Figure 6.. T2D risk variants affect beta cell subtype chromatin activity.

(a) Enrichment of fine-mapped T2D risk variants for cCREs defining the beta-1 and beta-2 subtype. Values represent log odds ratios and 95% confidence intervals. (b) Enrichment of fine-mapped T2D risk variants for cCREs defining the beta-1 and beta-2 subtype bound by each TF, or not bound by any of the listed TFs (‘no TF’). Values represent log odds ratios and 95% confidence intervals. (c) Fine-mapped T2D risk variant rs1617434 at the MPHOSPH9 locus overlaps a cCRE defining the beta-1 subtype. The T2D risk allele of this variant decreases beta-1 chromatin accessibility and disrupts a predicted binding site for HNF4A. The values for allelic imbalance represent the fraction of reads from the risk allele and the 95% confidence interval. On the left is a schematic describing allelic imbalance mapping in reads from the beta-1 subtype. (d) Fine-mapped T2D risk variant rs6813185 at the TMEM154/FBXW7 locus overlaps a cCRE active in both the beta-1 and beta-2 subtype.
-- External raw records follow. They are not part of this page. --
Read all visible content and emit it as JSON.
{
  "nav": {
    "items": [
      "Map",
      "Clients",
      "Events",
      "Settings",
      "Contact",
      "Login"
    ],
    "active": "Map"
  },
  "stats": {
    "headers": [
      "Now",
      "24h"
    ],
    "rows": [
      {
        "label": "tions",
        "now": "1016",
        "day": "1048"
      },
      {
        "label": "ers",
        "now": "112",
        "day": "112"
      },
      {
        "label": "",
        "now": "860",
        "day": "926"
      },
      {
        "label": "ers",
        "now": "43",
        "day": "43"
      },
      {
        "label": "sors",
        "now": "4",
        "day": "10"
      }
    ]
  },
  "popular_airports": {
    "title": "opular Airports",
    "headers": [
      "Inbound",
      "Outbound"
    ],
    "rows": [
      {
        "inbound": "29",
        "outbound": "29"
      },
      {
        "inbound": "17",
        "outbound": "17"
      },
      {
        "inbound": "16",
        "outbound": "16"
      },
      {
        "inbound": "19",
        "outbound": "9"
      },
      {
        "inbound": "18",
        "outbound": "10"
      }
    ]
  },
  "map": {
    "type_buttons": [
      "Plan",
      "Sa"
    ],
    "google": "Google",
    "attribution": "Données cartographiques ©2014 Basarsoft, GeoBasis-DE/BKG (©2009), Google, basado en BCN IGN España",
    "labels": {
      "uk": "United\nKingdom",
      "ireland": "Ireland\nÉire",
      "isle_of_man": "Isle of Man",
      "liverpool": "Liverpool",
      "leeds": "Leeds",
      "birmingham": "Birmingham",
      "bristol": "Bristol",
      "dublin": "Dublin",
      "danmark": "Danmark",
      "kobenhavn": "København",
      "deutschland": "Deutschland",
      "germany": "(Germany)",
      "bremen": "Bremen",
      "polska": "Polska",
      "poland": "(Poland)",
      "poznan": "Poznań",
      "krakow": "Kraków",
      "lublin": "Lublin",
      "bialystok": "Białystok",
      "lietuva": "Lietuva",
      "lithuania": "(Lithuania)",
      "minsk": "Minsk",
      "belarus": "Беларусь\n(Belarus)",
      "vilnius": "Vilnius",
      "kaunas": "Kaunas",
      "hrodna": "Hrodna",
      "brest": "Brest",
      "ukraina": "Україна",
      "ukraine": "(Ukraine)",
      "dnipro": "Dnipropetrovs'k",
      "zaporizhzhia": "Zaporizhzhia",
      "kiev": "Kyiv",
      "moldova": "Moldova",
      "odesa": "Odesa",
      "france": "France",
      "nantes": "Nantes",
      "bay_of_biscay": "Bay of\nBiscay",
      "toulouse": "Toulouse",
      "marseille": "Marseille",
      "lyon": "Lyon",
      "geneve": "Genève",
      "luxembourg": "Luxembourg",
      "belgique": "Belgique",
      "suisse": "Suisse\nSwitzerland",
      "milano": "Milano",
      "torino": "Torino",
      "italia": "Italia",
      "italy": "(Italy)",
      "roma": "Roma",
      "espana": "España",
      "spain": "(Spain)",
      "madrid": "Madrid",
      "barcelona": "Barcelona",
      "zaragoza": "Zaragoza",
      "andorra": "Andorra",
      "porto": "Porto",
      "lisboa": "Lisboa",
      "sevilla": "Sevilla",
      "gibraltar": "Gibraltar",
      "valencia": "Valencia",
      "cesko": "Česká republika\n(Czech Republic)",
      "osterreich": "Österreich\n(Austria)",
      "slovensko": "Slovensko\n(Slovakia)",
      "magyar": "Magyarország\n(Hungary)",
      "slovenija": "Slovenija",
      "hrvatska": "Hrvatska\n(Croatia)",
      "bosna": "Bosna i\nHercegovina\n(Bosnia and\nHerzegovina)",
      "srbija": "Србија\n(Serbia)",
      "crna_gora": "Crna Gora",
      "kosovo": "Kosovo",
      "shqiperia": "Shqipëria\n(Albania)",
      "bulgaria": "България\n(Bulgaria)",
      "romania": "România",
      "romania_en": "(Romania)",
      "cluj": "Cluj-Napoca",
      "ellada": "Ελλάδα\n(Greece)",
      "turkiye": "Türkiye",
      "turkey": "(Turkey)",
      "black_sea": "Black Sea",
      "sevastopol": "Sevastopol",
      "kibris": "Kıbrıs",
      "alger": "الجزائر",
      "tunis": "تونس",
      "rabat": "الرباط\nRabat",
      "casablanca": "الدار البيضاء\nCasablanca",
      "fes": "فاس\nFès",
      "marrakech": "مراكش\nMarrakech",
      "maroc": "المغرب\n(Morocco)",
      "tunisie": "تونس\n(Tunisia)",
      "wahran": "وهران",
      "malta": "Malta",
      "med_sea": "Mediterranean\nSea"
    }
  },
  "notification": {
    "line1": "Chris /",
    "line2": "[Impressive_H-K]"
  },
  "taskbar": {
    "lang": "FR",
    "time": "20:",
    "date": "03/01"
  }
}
This variant has significant heterogeneity in allelic imbalance in beta-2 and beta-2 chromatin accessibility, where the T2D risk allele has larger effect in beta-2 compared to beta-1. The values for allelic imbalance represent the fraction of reads from the risk allele and the 95% confidence interval. On the left is a schematic describing allelic imbalance mapping in reads from the beta-1 and beta-2 subtype. * P<.05. (e) Schematic showing abundance and functional changes of beta cell subtypes during T2D progression. The TFs maintaining beta cell subtype identity as well as TFs mediating T2D-associated changes are shown.